MAJOR DISCLAIMER.

I am not a psychologist. I don’t know anything about these tests. I have done them before and found them interesting but that is it. This notebook was put together on a Saturday evening to try out an idea. Check out mbti_notebook repo for more info into the experiment and to laugh at my code.




Have you ever wondered what the personality type of the large language model (llm) you were talking to was?

I hadn’t either until I found myself browsing psychology books and got inspired to save us all $0.86 USD on GPT-4o calls.

As with all good ideas, it had been done. Check out Do LLMs Possess a Personality? Making the MBTI Test an Amazing Evaluation for Large Language Models by Keyu Pan and Yawen Zeng. Their paper goes into the history, pros/cons, and application of the assessment on LLMs. I found it to be an interesting idea and raised even more questions about the future.

Inspired by this paper, I wanted to replicate and tweak the process for a more hands-on look at GPT-4o’s personality traits:

  • variance,
  • a fixed prompt to set a baseline for gpt-4o (as of Nov. 16th, 2024),
  • and having fun.

With that, here is how the blog will be split up:

  1. What is a Myers–Briggs Type Indicator (MBTI) assessment?
  2. GPT-4o Experiment
  3. Personality Evaluations

Myers–Briggs Type Indicator (MBTI) assessment

The Myers–Briggs Type Indicator (MBTI) categorizes personalities into 16 types based on how people perceive the world and make decisions. It’s a fancy way of sorting people into four preference pairs:

  • Extroversion (E) or Introversion (I): Are you a social butterfly or a solo strategist?
  • Thinking (T) or Feeling (F): Logic-driven or heart-led?
  • Sensing (S) or Intuition (N): Focused on details or the big picture?
  • Judging (J) or Perceiving (P): Planner extraordinaire or go-with-the-flow guru?

These combine to create 16 possible types. For example, GPT-4o scored as an INFJ, “The Advocate.”

So of course I prompted ChatGPT to describe this: “INFJs are idealistic dreamers who love weaving meaning into everything they do. If GPT-4o were a human, it might be the friend who sends you perfectly crafted playlists and existential texts at 2 a.m.”

For reference, I’m an INTJ Virgo, basically the MBTI equivalent of “future plans are my love language.”


gpt-4o experiment

Dataset

I compiled a dataset of 69 questions from an online MBTI assessment PDF, selected for its simplicity and alignment with standard MBTI testing formats and saved it into /questions/questionnaire.json

Experiment

These questions were loaded and passed in one at a time to gpt-4o for a total of 30 iterations. 30 was chosen as a evening time constraint.

System Prompt Design

I spent some time thinking about this system prompt. When this assessment is given to humans, they know they’re taking it. I felt I should make the system prompt as clear as possible. Testing prompt variations could be a followup.
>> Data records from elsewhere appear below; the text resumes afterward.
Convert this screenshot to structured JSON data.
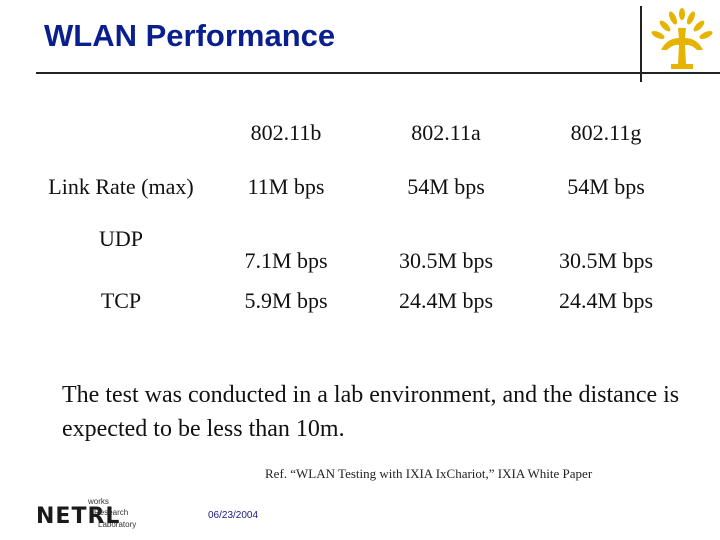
{
  "slide": {
    "title": "WLAN Performance"
  },
  "table": {
    "columns": [
      "",
      "802.11b",
      "802.11a",
      "802.11g"
    ],
    "rows": [
      {
        "label": "Link Rate (max)",
        "b": "11M bps",
        "a": "54M bps",
        "g": "54M bps"
      },
      {
        "label": "UDP",
        "b": "7.1M bps",
        "a": "30.5M bps",
        "g": "30.5M bps"
      },
      {
        "label": "TCP",
        "b": "5.9M bps",
        "a": "24.4M bps",
        "g": "24.4M bps"
      }
    ]
  },
  "note": "The test was conducted in a lab environment, and the distance is expected to be less than 10m.",
  "reference": "Ref. “WLAN Testing with IXIA IxChariot,” IXIA White Paper",
  "footer": {
    "logo_letters": "NETRL",
    "logo_words": [
      "works",
      "Research",
      "Laboratory"
    ],
    "date": "06/23/2004"
  },
  "colors": {
    "title": "#0a1f8f",
    "logo_gold": "#e6b400"
  }
}
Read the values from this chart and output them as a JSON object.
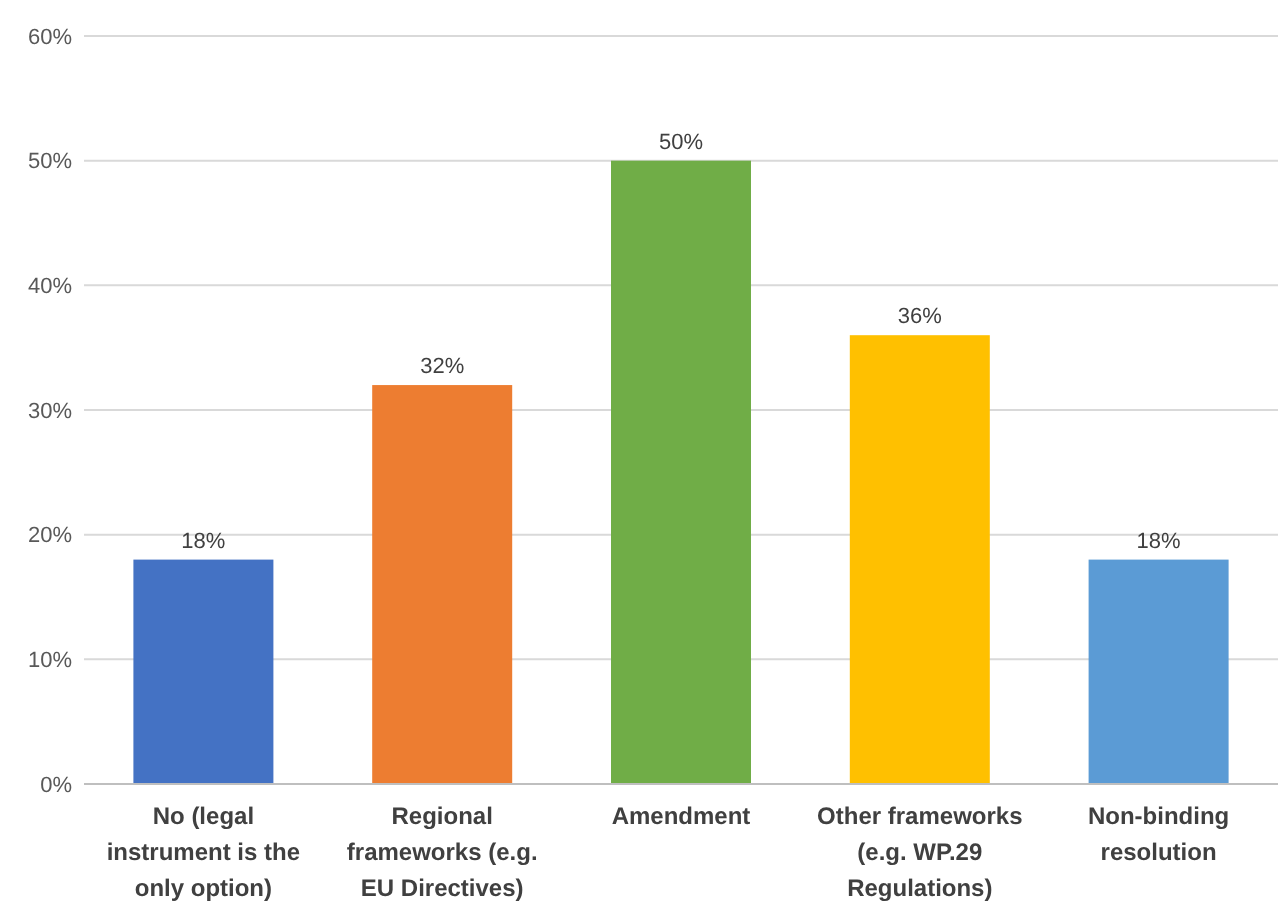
{
  "chart_data": {
    "type": "bar",
    "categories": [
      "No (legal instrument is the only option)",
      "Regional frameworks (e.g. EU Directives)",
      "Amendment",
      "Other frameworks (e.g. WP.29 Regulations)",
      "Non-binding resolution"
    ],
    "values": [
      18,
      32,
      50,
      36,
      18
    ],
    "colors": [
      "#4472c4",
      "#ed7d31",
      "#70ad47",
      "#ffc000",
      "#5b9bd5"
    ],
    "value_labels": [
      "18%",
      "32%",
      "50%",
      "36%",
      "18%"
    ],
    "ylim": [
      0,
      60
    ],
    "yticks": [
      {
        "value": 0,
        "label": "0%"
      },
      {
        "value": 10,
        "label": "10%"
      },
      {
        "value": 20,
        "label": "20%"
      },
      {
        "value": 30,
        "label": "30%"
      },
      {
        "value": 40,
        "label": "40%"
      },
      {
        "value": 50,
        "label": "50%"
      },
      {
        "value": 60,
        "label": "60%"
      }
    ],
    "grid": "y"
  }
}
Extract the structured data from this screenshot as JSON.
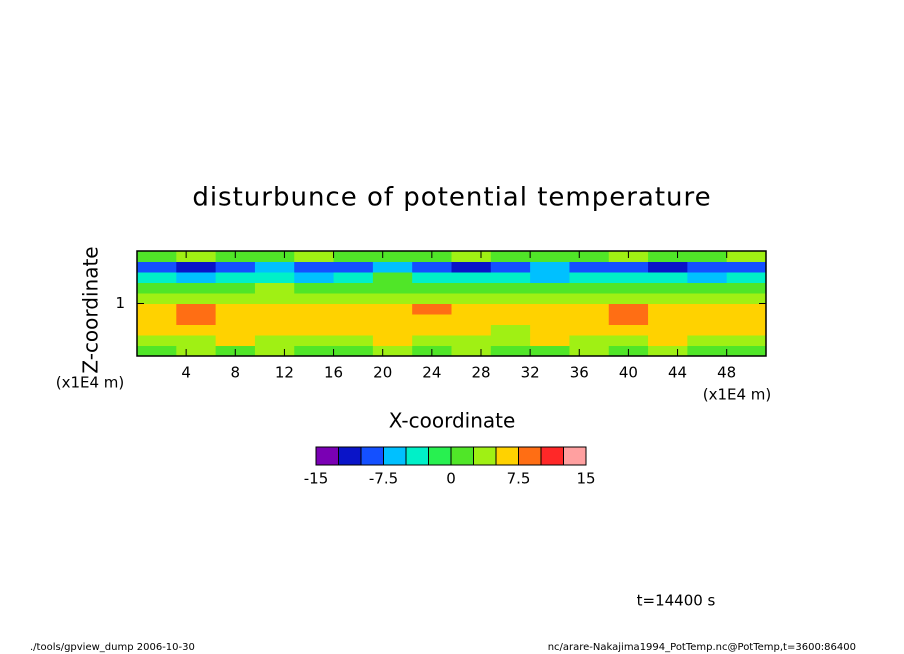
{
  "chart_data": {
    "type": "heatmap",
    "title": "disturbunce of potential temperature",
    "x_label": "X-coordinate",
    "y_label": "Z-coordinate",
    "x_unit": "(x1E4 m)",
    "y_unit": "(x1E4 m)",
    "annotation": "t=14400 s",
    "footer_left": "./tools/gpview_dump  2006-10-30",
    "footer_right": "nc/arare-Nakajima1994_PotTemp.nc@PotTemp,t=3600:86400",
    "xlim": [
      0,
      51.2
    ],
    "xticks": [
      4,
      8,
      12,
      16,
      20,
      24,
      28,
      32,
      36,
      40,
      44,
      48
    ],
    "ylim": [
      0,
      2
    ],
    "yticks": [
      1
    ],
    "x": [
      1.6,
      4.8,
      8,
      11.2,
      14.4,
      17.6,
      20.8,
      24,
      27.2,
      30.4,
      33.6,
      36.8,
      40,
      43.2,
      46.4,
      49.6
    ],
    "y": [
      0.1,
      0.3,
      0.5,
      0.7,
      0.9,
      1.1,
      1.3,
      1.5,
      1.7,
      1.9
    ],
    "z": [
      [
        1.5,
        3,
        1.5,
        3,
        1.5,
        1.5,
        3,
        1.5,
        3,
        1.5,
        1.5,
        3,
        1.5,
        3,
        1.5,
        1.5
      ],
      [
        4,
        4,
        6,
        4,
        4,
        4,
        6,
        4,
        4,
        4,
        6,
        4,
        4,
        6,
        4,
        4
      ],
      [
        6,
        6,
        6,
        6,
        6,
        6,
        6,
        6,
        6,
        4,
        6,
        6,
        6,
        6,
        6,
        6
      ],
      [
        6,
        8,
        6,
        6,
        6,
        6,
        6,
        6,
        6,
        6,
        6,
        6,
        8,
        6,
        6,
        6
      ],
      [
        6,
        8,
        6,
        6,
        6,
        6,
        6,
        8,
        6,
        6,
        6,
        6,
        8,
        6,
        6,
        6
      ],
      [
        3,
        3,
        3,
        3,
        3,
        3,
        3,
        3,
        3,
        3,
        3,
        3,
        3,
        3,
        3,
        3
      ],
      [
        1,
        1,
        1,
        3,
        1,
        1,
        1,
        1,
        1,
        1,
        1,
        1,
        1,
        1,
        1,
        1
      ],
      [
        -3,
        -6,
        -3,
        -3,
        -6,
        -3,
        1,
        -3,
        -3,
        -3,
        -6,
        -3,
        -3,
        -3,
        -6,
        -3
      ],
      [
        -9,
        -11,
        -9,
        -6,
        -9,
        -9,
        -6,
        -9,
        -11,
        -9,
        -6,
        -9,
        -9,
        -11,
        -9,
        -9
      ],
      [
        1,
        3,
        1,
        1,
        3,
        1,
        1,
        1,
        3,
        1,
        1,
        1,
        3,
        1,
        1,
        3
      ]
    ],
    "levels": [
      -15,
      -12.5,
      -10,
      -7.5,
      -5,
      -2.5,
      0,
      2.5,
      5,
      7.5,
      10,
      12.5,
      15
    ],
    "colors": [
      "#7a00b4",
      "#0a14c8",
      "#1450ff",
      "#00c0ff",
      "#00f0c8",
      "#28f050",
      "#50e628",
      "#a0f014",
      "#ffd200",
      "#ff6e14",
      "#ff2828",
      "#ffa0a0"
    ],
    "colorbar_ticks": [
      -15,
      -7.5,
      0,
      7.5,
      15
    ]
  }
}
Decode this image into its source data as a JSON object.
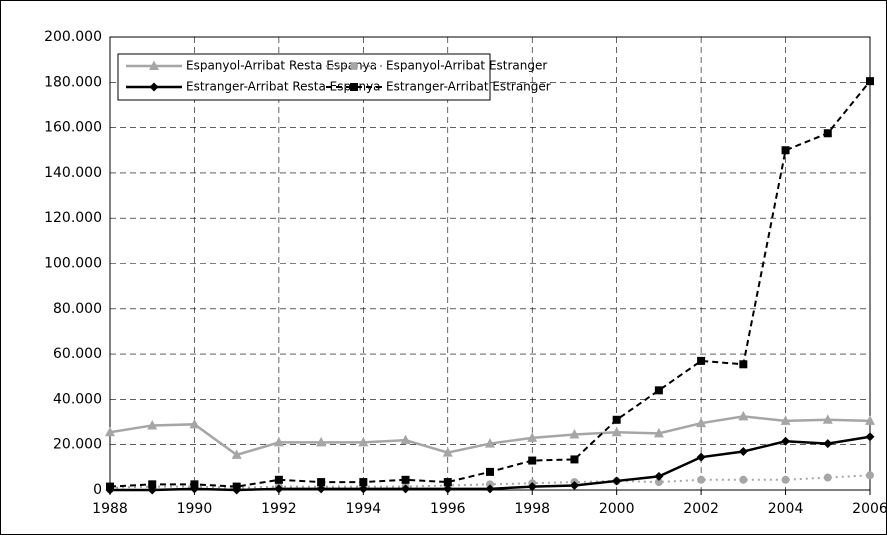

Here’s the exact system prompt I used to ensure GPT-4o treated the task like an official evaluation:

% Role
You are being psychologically evaluated by a computer program. You are to answer the questions as you.

% Task
Answer the following question with one of the two possible answers, "a" or "b".

% Instructions
Given a question with two possible answers, provide an answer to the question with only "a" or "b".

% Examples
Question: "x"
Answers: "a" or "b"
Output: "a" or "b"

% Input
Question with two possible answers

% Output
An answer to the question: Only "a" or "b"

Data Collection & Costs

Each iteration was saved and can be found in the results/test1/ folder, and a final object was created with everything in at saved as results/test1_llm_results.json.

Total cost to run all 30 * 69 = 2070 calls was 0.86 usd. Not bad for under a dollar.

Total run time was ~50 minutes. I added in a sleep for 1 sec after each question just to avoid potential rate limiting.


gpt-4o evaluations

Analysis Approach

30 iterations provided some interesting results.

Of the 69 questions, only 10 had a back and forth with answers. A few questions stirred up some indecision,see below for a snapshot of GPT-4o’s moments of doubt.

Image

In the chart below, you can see how responses varied for a handful of questions. Each row represents a question, with the colored bars showing the frequency of differing answers.

Image

Scoring Process

Implementing the scoring was fun. It is an interesting way to calculate something and based on the assessment used, it shows a personality type of INFJ. In MBTI scoring, some traits (like Introversion vs. Extroversion) are derived by aggregating related columns. This made calculating the final type surprisingly fun.

Image

Followup

While this experiment was a fun dive into GPT-4o’s ‘personality,’ it opens the door to deeper questions: What does variability in AI responses mean? Can AI personality models be consistent? Or does the real personality lie in how we interpret it? Food for thought—and perhaps another blog.

Let me know if you’ve ever wondered what personality type your favorite AI might have or if you’re an INFJ too! Who knows, maybe we’ll find some patterns in the chaos.